I have always been afraid of the dark. Since childhood it has hovered over me as a dark entity, solid and real like some sort of demon just on the edge of my vision. It left me not with the exhilarating thrill that rushes up through the stomach and into the heart, the kind that makes one vibrate with life, but rather the sort of sick wrongness that reeks of the stench of death. I tried night lights as a child but they only seemed to manipulate the dark. It bunched in corners and gathered behind doors, looming, waiting for its dark friend sleep to draw me under and claim me as a victim. The presence of a brother, a father, a mother, a friend was the only thing that robbed this monster of its solidness, banished it to its true form. I cowered alone but found strength with others.
This has followed me into adulthood, like a second shadow clinging to my being.
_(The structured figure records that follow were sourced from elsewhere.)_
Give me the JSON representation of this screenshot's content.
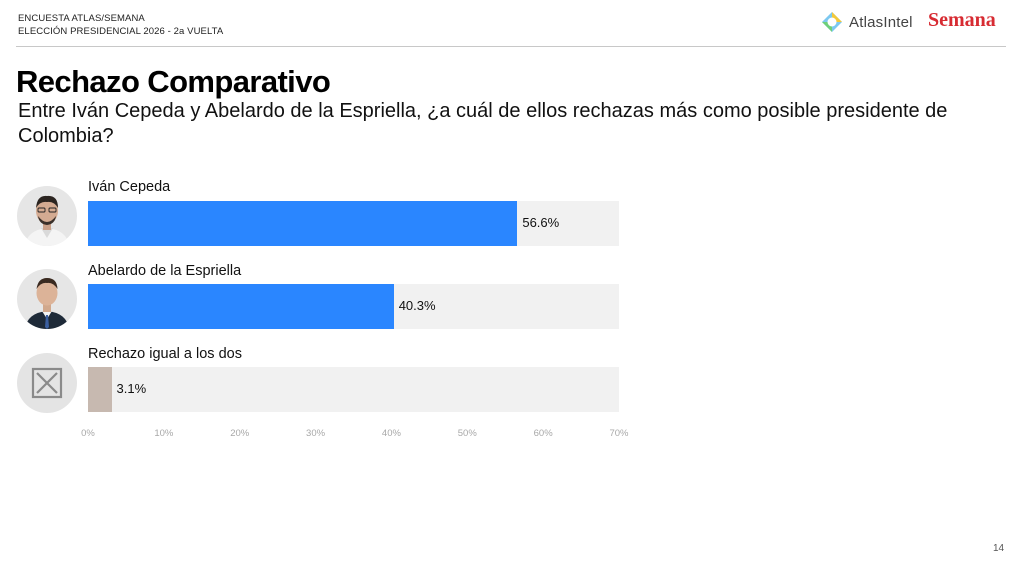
{
  "header": {
    "line1": "ENCUESTA ATLAS/SEMANA",
    "line2": "ELECCIÓN PRESIDENCIAL 2026 - 2a VUELTA",
    "atlas_logo_text": "AtlasIntel",
    "semana_logo_text": "Semana"
  },
  "title": "Rechazo Comparativo",
  "subtitle": "Entre Iván Cepeda y Abelardo de la Espriella, ¿a cuál de ellos rechazas más como posible presidente de Colombia?",
  "page_number": "14",
  "colors": {
    "candidate_bar": "#2a86ff",
    "neither_bar": "#c7b9b0",
    "track": "#f1f1f1"
  },
  "icons": {
    "avatar_1": "person-photo-icon",
    "avatar_2": "person-photo-icon",
    "avatar_3": "x-box-icon"
  },
  "chart_data": {
    "type": "bar",
    "orientation": "horizontal",
    "categories": [
      "Iván Cepeda",
      "Abelardo de la Espriella",
      "Rechazo igual a los dos"
    ],
    "values": [
      56.6,
      40.3,
      3.1
    ],
    "value_labels": [
      "56.6%",
      "40.3%",
      "3.1%"
    ],
    "xlim": [
      0,
      70
    ],
    "ticks": [
      "0%",
      "10%",
      "20%",
      "30%",
      "40%",
      "50%",
      "60%",
      "70%"
    ],
    "grid": false
  }
}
It has brought friends along with it; exhaustion, desperation, depression, guilt. If I truly trusted the Lord I would not fear. How can I say I love Him when I let the darkness rob me of my peace. I am a failure, a fraud, a hypocrite. This darkness has become my accuser and I have listened to it, allowing its words to drown out all other voices. Like a corpse crushed at the bottom of the sea, when this darkness comes I feel utterly helpless.
But I am not a corpse, and, as John 1:5 says, "the darkness has not overcome" the Light. My journey is slow. It ebbs and flows. One night I sleep in peace, the next I stare at the ceiling, pumped full of sickening adrenaline, but there is forward progression. I am seeing the Light of the world pushing back the dark that has always hunted me, and not just brushing it into corners or behind doors but revealing His Lordship over it. The dark is not an entity on its own, it has no power that was not given it, and it will not overcome.
As I was driving home tonight from babysitting, I took a moment to wind through my neighborhood and look at the Christmas lights. Because we are not allowed streetlights in Fullbrook, the stars are starkly visible on a clear night, but during the advent season thousands of twinkling strands spread their light together. They glow with a warmth that is felt even in the Texas heat, with the reminder that the Light of life came into our darkness to slay it and cast it down.
John 1: 1-18 1 In the beginning was the Word, and the Word was with God, and the Word was God. 2 He was in the beginning with God. 3 All things were made through him, and without him was not any thing made that was made. 4 In him was life, and the life was the light of men. 5 The light shines in the darkness, and the darkness has not overcome it.